When did you realize you wanted to be a professional chef and cooking instructor? Who inspired you most as a young cook? What did you learn from them?

For a long time as a young adult my dream was to live in New York City and go to culinary school but I didn’t know what I wanted to do with it.  I lived that dream when I was in my late 30’s and then worked in restaurants for several years to gain experience, but I still hadn’t found my niche.  In 2000, some friends who own an estate in Tuscany asked me if I would come and do some classes for their guests.  I set up cooking classes and found that I’m really good at it, that my innate curiosity and constant study of the subject before I went to culinary school had given me a lot of information that people are interested in.

My mother inspired me as a young cook, she has a curious nature and was always buying strange things in the market and figuring out how to cook them or eat them.  The Italian food of my father’s family inspired me.  From my mother I learned curiosity and openness, from my grandmother and aunts I learned the importance of freshness and respecting your ingredients.

Can you tell us about your training at the Institute of Culinary Education as well as abroad in Italy? How were you trained and what was that like? What was your first job as a professional cook and what was that like?

I loved going to ICE, spending every day surrounded by food and talking about it; I got extra bonus points on tests, joyously studied and constantly felt thrilled to be learning and surrounded by people interested in food.  I learned that I love the technique and precision of beautiful desserts and enjoy making them perfectly.

I also trained in Italy, at a school in Bologna as well as by talking to little old people and home cooks about their food and cooking with them in the kitchen.  It’s important to have an open mind and realize that, no matter what you’ve studied or for how long, you don’t know it all, there’s always something new to learn.

How did you get started doing food and wine tours in Italy and can you tell us a little bit more about that?

After I started doing classes for the estate in Tuscany I hit upon the idea of doing a tour for their guests and taking them around the area to great restaurants and wineries, sharing with them the intricacies of the regional foods.  That grew a little every year.  Meanwhile I did single day classes for people who come to Tuscany.  In 2005 my sister came to work with me and is my partner in the States, coordinating the weeklong tours and coming to Italy when we have a group.
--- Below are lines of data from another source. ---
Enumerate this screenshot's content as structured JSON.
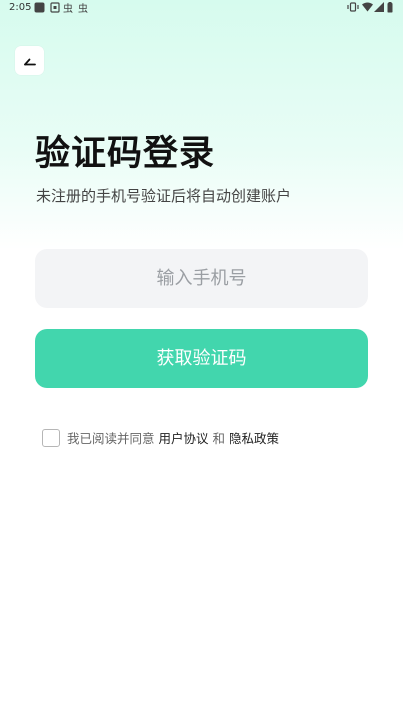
{
  "status_bar": {
    "time": "2:05",
    "left_icons": [
      "notification-square-icon",
      "app-icon",
      "bug-icon",
      "bug-icon"
    ],
    "right_icons": [
      "vibrate-icon",
      "wifi-icon",
      "signal-icon",
      "battery-icon"
    ]
  },
  "header": {
    "back_icon": "back-arrow-icon"
  },
  "main": {
    "title": "验证码登录",
    "subtitle": "未注册的手机号验证后将自动创建账户"
  },
  "form": {
    "phone_placeholder": "输入手机号",
    "phone_value": "",
    "submit_label": "获取验证码"
  },
  "agreement": {
    "checked": false,
    "prefix": "我已阅读并同意",
    "user_agreement": "用户协议",
    "and": "和",
    "privacy_policy": "隐私政策"
  },
  "colors": {
    "accent": "#42d6ad",
    "gradient_top": "#d6fbee",
    "input_bg": "#f3f4f6"
  }
}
Can you tell us a little bit about your cooking style and what makes your cookbook and cooking classes unique?

I would say what sets my cooking apart is knowledge and respect for the ingredients, for the way the dishes developed and evolved.  My cooking style is simple, I don’t believe in making it complicated or scaring people away from food; I want them to have the same acceptance and understanding of the importance of it as an integral part of their lives.  While I enjoy entertaining with stories, my focus is on education, not on reinventing the wheel or making a dish so complicated it takes the joy out of cooking.
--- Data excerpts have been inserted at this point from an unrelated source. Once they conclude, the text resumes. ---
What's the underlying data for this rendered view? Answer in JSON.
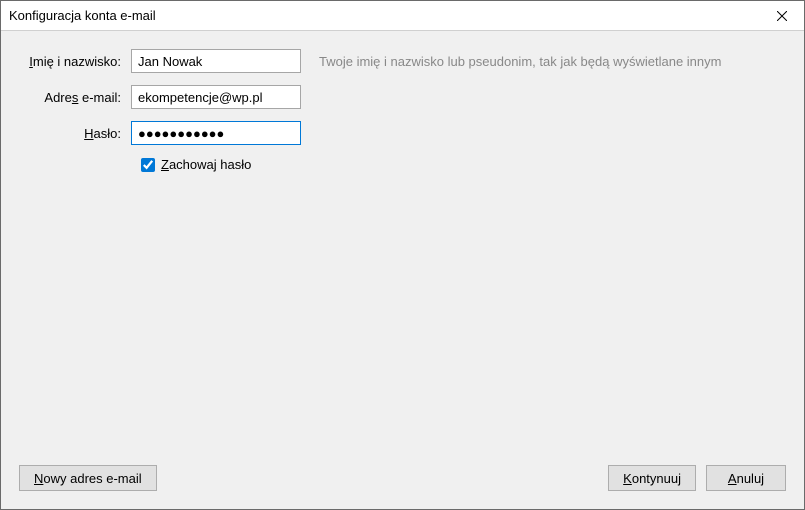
{
  "window": {
    "title": "Konfiguracja konta e-mail"
  },
  "form": {
    "name_label_pre": "I",
    "name_label_rest": "mię i nazwisko:",
    "name_value": "Jan Nowak",
    "name_hint": "Twoje imię i nazwisko lub pseudonim, tak jak będą wyświetlane innym",
    "email_label_pre": "Adre",
    "email_label_u": "s",
    "email_label_rest": " e-mail:",
    "email_value": "ekompetencje@wp.pl",
    "password_label_u": "H",
    "password_label_rest": "asło:",
    "password_value": "●●●●●●●●●●●",
    "remember_u": "Z",
    "remember_rest": "achowaj hasło",
    "remember_checked": true
  },
  "buttons": {
    "new_email_u": "N",
    "new_email_rest": "owy adres e-mail",
    "continue_u": "K",
    "continue_rest": "ontynuuj",
    "cancel_u": "A",
    "cancel_rest": "nuluj"
  }
}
Tell us about your cookbook Ecco La Cucina, and what inspired you to write this?

My cookbook is a simple compilation of the recipes we use in my area of Tuscany and was put together by the requests of many of my students.  I put a spiral binder on the first several printings because i want people to be able to use it in the kitchen, not fight with it to get it to stay on the page.  It’s all about making it friendly and comfortable, like Italian cooking should be.

In your opinion, what are the most important elements when creating a recipe from scratch?

There are two questions there:  a recipe from scratch or a dish from scratch.  I do both.

When I went to Italy I worked with an Italian woman who was the cook on the estate.  The owners wanted someone to write down her recipes in English because they had so many requests from their guests.  It hadn’t been done before because she didn’t use recipes, she just cooked.  I worked with her for two months and watched her and learned a lot and wrote the recipes down into a saleable cookbook for the estate.  That exercise helped tremendously when I moved to Italy and traveled around learning about the cuisine and how the dishes were made and allowed me to write my own cookbook years later.

When making a dish from scratch it’s most important to understand the science of cooking; the why and how to make a dish taste good.  There are certain basics in cooking and if you understand those you can create authentic dishes.   But those basics can be different depending on the cuisine.  Indian food is put together differently than Chinese, which is different than French.  The fun thing is learning all of that and making great authentic food!

What is your signature dish or your favorite recipe?

There is my grandmother’s special baked lobster that’s a family favorite and has become my signature dish among friends.  You have to have the courage to kill the lobster and it’s stuffed with bread crumbs, herbs, garlic and drizzled with olive oil, baked and then served on top of thin spaghetti.  It’s fabulous!

What is your favorite spice to cook with and why?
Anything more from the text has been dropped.